CPU Performance: Workstation
Of course, in the production area, not only 3D graphics performance is important in the application, because many things are calculated by the CPU in parallel within these applications (simulations, compute tasks, preview rendering, etc.). In order to get a truly objective impression, you always have to look at both in context. And that's where all Ryzen 7s aren't so bad.
CPU Performance: Photorealistic Rendering
In final rendering, it is not so much a matter of universality, but of the most efficient and fast, parallelized processing.

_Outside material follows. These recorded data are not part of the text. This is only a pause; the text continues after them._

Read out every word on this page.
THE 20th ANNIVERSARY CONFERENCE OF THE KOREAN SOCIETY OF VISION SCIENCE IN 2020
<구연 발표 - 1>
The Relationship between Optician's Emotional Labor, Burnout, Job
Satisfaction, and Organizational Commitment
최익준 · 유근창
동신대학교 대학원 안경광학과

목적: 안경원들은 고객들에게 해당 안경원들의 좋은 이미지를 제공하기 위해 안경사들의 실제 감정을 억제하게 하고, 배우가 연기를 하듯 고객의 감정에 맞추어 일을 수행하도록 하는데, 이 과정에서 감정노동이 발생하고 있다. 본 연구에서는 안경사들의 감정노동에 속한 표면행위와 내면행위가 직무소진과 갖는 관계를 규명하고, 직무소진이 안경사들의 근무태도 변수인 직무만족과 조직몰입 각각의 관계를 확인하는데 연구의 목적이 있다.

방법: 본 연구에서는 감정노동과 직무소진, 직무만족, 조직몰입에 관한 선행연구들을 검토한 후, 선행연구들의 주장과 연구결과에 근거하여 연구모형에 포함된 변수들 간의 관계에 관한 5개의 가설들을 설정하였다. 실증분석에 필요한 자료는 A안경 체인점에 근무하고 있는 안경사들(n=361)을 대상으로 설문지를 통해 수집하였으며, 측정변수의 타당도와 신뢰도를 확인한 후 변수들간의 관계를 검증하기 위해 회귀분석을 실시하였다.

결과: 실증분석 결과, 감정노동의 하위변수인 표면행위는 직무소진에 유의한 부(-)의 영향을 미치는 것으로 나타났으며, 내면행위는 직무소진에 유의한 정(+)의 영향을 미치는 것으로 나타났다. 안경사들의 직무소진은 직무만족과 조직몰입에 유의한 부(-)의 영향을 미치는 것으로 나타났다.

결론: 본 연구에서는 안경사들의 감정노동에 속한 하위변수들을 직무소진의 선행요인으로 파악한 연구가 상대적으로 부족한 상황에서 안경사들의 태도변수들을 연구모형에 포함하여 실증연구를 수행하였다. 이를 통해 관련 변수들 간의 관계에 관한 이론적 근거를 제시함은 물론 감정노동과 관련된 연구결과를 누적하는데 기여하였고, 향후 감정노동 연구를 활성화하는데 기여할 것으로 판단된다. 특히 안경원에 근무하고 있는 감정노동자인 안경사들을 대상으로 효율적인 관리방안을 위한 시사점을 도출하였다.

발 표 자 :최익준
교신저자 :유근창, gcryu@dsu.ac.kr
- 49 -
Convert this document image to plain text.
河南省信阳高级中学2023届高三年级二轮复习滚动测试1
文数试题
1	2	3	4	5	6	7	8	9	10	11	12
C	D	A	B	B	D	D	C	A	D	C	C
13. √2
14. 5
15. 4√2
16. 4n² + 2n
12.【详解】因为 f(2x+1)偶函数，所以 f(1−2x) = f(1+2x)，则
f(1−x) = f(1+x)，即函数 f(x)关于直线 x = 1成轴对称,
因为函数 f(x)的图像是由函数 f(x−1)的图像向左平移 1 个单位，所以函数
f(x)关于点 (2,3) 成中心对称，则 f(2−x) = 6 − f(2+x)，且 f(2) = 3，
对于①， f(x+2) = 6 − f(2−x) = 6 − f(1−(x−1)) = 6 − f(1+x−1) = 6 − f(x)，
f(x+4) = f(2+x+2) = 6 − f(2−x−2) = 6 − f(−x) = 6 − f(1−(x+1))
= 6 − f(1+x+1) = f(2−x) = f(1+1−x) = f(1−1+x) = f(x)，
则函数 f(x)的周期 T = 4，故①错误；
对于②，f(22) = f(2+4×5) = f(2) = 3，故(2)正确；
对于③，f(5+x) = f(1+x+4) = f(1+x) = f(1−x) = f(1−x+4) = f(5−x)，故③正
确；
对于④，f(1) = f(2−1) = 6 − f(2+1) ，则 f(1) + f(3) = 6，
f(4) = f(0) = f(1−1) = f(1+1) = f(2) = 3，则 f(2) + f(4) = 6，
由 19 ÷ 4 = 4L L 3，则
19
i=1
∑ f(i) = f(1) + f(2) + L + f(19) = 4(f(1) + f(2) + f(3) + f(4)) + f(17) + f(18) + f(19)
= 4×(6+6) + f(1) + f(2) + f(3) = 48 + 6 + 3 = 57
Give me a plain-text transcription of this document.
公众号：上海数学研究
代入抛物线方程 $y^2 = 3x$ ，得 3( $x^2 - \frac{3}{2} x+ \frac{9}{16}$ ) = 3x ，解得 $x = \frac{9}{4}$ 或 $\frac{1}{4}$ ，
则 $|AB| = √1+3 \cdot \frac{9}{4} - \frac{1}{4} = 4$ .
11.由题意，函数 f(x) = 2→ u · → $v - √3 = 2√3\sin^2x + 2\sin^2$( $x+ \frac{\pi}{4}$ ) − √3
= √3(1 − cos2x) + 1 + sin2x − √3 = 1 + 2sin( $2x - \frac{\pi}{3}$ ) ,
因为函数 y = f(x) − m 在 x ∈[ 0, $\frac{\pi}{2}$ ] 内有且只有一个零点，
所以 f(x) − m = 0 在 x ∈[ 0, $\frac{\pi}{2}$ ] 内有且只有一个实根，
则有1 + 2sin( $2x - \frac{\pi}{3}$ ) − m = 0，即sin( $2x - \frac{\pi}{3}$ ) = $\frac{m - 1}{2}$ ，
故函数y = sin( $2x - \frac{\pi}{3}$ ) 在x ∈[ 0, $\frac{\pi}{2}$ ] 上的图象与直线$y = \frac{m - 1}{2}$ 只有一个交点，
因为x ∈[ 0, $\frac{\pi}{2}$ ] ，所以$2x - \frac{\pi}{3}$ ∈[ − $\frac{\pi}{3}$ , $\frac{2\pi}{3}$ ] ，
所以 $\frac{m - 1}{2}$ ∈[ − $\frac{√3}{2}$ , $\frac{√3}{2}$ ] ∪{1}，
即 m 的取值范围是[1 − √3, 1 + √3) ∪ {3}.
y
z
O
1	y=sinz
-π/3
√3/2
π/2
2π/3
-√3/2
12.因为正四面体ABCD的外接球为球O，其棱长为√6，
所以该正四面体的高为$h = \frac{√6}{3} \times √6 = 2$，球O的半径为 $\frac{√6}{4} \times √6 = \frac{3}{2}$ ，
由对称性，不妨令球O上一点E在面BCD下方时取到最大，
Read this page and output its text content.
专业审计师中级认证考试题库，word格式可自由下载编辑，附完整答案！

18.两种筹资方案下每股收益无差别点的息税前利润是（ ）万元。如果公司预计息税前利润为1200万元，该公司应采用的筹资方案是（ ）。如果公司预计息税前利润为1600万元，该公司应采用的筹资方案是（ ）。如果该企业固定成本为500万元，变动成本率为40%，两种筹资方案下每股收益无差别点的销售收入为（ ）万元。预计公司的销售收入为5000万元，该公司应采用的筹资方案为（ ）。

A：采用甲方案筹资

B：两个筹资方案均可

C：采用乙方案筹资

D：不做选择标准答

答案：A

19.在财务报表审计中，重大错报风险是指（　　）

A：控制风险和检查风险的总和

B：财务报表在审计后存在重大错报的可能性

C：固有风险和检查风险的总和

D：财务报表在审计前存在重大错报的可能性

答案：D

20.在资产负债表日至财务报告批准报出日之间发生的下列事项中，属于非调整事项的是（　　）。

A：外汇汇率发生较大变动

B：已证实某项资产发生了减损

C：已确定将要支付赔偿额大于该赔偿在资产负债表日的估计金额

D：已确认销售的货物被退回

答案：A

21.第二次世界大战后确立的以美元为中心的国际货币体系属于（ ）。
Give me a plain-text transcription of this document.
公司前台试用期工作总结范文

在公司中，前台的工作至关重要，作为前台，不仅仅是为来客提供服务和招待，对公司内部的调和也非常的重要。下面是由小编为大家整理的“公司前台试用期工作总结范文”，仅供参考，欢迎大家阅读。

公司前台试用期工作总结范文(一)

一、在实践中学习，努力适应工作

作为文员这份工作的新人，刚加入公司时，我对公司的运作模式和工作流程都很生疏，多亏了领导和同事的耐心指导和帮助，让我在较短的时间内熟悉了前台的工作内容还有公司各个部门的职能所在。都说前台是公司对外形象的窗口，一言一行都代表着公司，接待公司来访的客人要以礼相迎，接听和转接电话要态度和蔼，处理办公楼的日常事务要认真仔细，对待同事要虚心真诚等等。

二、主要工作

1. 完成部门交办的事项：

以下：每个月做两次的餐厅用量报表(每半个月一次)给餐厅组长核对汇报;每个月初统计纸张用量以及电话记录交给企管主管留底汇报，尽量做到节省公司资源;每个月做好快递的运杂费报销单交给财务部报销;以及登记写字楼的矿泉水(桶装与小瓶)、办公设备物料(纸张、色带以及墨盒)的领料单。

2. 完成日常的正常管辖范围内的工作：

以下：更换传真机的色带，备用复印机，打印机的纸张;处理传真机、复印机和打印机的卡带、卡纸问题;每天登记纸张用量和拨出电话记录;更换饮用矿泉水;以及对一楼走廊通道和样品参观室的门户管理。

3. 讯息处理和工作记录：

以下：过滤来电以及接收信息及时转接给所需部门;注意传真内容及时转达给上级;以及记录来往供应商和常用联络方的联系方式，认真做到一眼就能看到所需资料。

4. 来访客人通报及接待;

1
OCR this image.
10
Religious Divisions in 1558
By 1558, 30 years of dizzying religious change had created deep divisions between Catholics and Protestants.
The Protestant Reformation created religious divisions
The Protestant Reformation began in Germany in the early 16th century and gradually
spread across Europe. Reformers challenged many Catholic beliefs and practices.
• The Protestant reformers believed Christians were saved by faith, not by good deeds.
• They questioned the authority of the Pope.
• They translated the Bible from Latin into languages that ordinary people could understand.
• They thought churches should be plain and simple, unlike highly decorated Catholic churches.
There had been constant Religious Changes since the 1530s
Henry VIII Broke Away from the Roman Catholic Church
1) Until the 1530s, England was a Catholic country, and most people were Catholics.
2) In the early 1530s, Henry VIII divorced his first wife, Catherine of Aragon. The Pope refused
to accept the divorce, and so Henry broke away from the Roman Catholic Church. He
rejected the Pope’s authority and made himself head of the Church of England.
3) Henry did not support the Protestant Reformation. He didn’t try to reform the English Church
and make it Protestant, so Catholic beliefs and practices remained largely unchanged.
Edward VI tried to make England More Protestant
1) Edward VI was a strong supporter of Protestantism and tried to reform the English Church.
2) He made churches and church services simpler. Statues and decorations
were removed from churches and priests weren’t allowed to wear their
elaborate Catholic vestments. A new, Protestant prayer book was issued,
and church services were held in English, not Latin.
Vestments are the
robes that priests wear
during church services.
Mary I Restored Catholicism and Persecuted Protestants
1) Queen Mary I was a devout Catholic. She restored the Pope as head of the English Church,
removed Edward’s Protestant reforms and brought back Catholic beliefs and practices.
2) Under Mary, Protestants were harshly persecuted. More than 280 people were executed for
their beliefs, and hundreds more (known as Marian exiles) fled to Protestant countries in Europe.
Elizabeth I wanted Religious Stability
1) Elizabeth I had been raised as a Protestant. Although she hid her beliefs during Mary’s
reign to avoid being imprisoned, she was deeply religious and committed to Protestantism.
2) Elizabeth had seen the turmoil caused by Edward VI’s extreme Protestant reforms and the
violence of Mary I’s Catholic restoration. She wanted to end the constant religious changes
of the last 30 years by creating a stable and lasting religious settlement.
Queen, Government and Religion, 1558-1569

That is why we prefer to look at this section separately.
CPU Performance: Encoding and Compression/Decompression
Number crunchers have actually been AMD's CPUs before and so it's no surprise that they can actually beat all the new CPUs quite respectably to remarkably.
HPC benchmarks (High Perfomance Computing)
Not every program needs a graphical interface and many scientific-mathematical calculations you start from the console anyway. That is why we have separated this very extensive group of benchmarks and combined them into our own gallery. Depending on the compilation and optimization of the software or Compatibility with Ryzen, however, the results are quite different. Nevertheless, one can see a positive tendency if Ryzen is allowed as he could.
Intermediate conclusion
The weather outlook for AMD's Ryzen 7 is largely sunny to sunny in this category, and only in places are brief showers providing some refreshment for the slightly overhyped mood. If the software developers have managed to better understand Ryzen and optimize one or the other application to do so, the partial rainfall will be significantly reduced (can be reduced).